Outsourcing within these broader areas is balanced with regards to the bigger players in the pharmaceutical industry. However, the more recent outsourcing objectives are predictably in technology platforms with the advent of high throughput screening, genomics, proteomics, and the establishment of the more mature platforms like delivery technologies that are fast becoming tools for ever greening of patents, differentiation and extension of product monopolies for research based pharmaceutical players given the increasing pressure tactics being used by generic players to challenge the patents. The second tier companies are taking on where the biggies have left off - focused on therapy area-based outsourcing with oncology being the unchallenged area. The interest areas for biotechnology players in contrast is on technology platforms especially chemistry and chemistry based technologies - a realization of supporting their ambitious biotech dreams with the more achievable small molecule drug discovery programmes.

Trends

Pharmaceutical majors dominate all verticals and have the highest contribution to revenue generation in the cardiovascular segment.

oAverage payouts made across the industry are the highest for outsourcing in the following areas:

u Broad based screening technologies and tools,
u Oncology and
u Genomic targets

Second tier players focus on segments such as Autoimmune and Inflammation, Central Nervous System which account for 60% of the total outsourcing budget of the mid-sized players' universe

Analysis of the cumulative revenue generated by this segment reveals 64% of the value was generated in the last five years. The share ranges from 35% - 40% for the established big companies in the pharmaceutical industry and moves up to nearly 100% for the mid-sized or niche players in the industry that have started utilizing the outsourcing advantage only recently and have much smaller outsourcing budgets than the bigger players to grow on.

Clinical Research Services

The US $9.57bn world market for contract clinical research services growing at 13.4% includes pre-clinical and phase I, II, and III clinical services provided by contract research organizations (CROs) to pharmaceutical and biotechnology drug developers. Pre-clinical studies include toxicology and other safety studies, conducted both in vitro and in animal models. Phase I studies evaluate drug safety, determine safe dosage ranges, and identify side effects in small human groups of 20 to 80 volunteers. Phase II tests measure effectiveness and further evaluate safety in large groups of 100 to 300 patients. Phase III trials confirm effectiveness, monitor side effects, and compare the drug to other commonly used treatments in large patient groups of 1000 to 4000 or more individuals.

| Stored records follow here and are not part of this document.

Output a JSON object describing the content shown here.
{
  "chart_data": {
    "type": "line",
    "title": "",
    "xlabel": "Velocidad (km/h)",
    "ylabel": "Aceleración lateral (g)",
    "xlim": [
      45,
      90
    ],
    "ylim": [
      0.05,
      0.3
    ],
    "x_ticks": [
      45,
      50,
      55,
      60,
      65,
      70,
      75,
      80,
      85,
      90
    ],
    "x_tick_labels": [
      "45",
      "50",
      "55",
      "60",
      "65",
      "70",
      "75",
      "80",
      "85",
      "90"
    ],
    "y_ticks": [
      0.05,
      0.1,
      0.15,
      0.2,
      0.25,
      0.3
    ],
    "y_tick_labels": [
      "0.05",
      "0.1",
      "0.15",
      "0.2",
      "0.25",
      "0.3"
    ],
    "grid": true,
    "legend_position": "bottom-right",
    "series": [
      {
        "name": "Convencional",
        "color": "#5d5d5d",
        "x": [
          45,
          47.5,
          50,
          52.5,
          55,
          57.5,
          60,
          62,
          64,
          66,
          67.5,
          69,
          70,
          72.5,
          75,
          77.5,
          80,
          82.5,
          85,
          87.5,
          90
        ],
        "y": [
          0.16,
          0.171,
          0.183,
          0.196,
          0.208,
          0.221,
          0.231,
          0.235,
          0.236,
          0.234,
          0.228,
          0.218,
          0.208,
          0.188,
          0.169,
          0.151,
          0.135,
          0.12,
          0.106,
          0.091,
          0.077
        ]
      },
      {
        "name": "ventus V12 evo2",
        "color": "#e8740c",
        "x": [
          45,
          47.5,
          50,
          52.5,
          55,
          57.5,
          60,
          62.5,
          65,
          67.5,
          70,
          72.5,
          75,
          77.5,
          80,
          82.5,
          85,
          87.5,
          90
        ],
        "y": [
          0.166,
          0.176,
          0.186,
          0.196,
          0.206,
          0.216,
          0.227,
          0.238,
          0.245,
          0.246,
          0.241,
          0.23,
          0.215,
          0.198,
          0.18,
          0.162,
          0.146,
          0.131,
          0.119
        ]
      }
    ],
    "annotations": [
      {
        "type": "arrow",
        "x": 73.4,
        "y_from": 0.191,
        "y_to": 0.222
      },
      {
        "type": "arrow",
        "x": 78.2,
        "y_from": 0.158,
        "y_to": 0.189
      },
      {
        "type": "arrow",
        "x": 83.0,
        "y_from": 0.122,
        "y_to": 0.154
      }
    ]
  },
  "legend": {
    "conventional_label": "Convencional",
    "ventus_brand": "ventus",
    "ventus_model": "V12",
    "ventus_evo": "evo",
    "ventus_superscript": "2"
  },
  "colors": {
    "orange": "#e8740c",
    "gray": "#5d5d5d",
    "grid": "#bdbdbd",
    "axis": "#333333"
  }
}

The Clinical research segment currently comprises more than 1,000 companies, of which two thirds are based in the U.S. The segment derives most of its revenues from U.S. based projects. Europe and Asia are also important areas for CRO activity and the trends that affect industry players tend to operate on a global rather than regional basis.

This is due primarily to the status of U.S. as the world's largest drug market and the favorable conditions it offers for contract research. The other regions see a slight decline or status quo in their market shares. Although Asia will benefit from increases in clinical research activity, particularly in China and India, these revenues will remain relatively low in comparison to overall CRO sales because of the extremely low currency valuations in these regions. South America and Africa are beginning to account for a small fraction of contract research fees. Like Eastern Europe and parts of Asia, these regions offer the ability to conduct clinical trials at a fraction of U.S. and Western European costs, while providing high quality patient populations that lead to high quality data. Many of the leading CROs including Quintiles, Covance, Omnicare, and Parexel are active in these regions and often acquire local firms.

Competition remains high with more than 1,000 companies offering various services. These range from small firms with revenues under $1 million to large, publicly traded.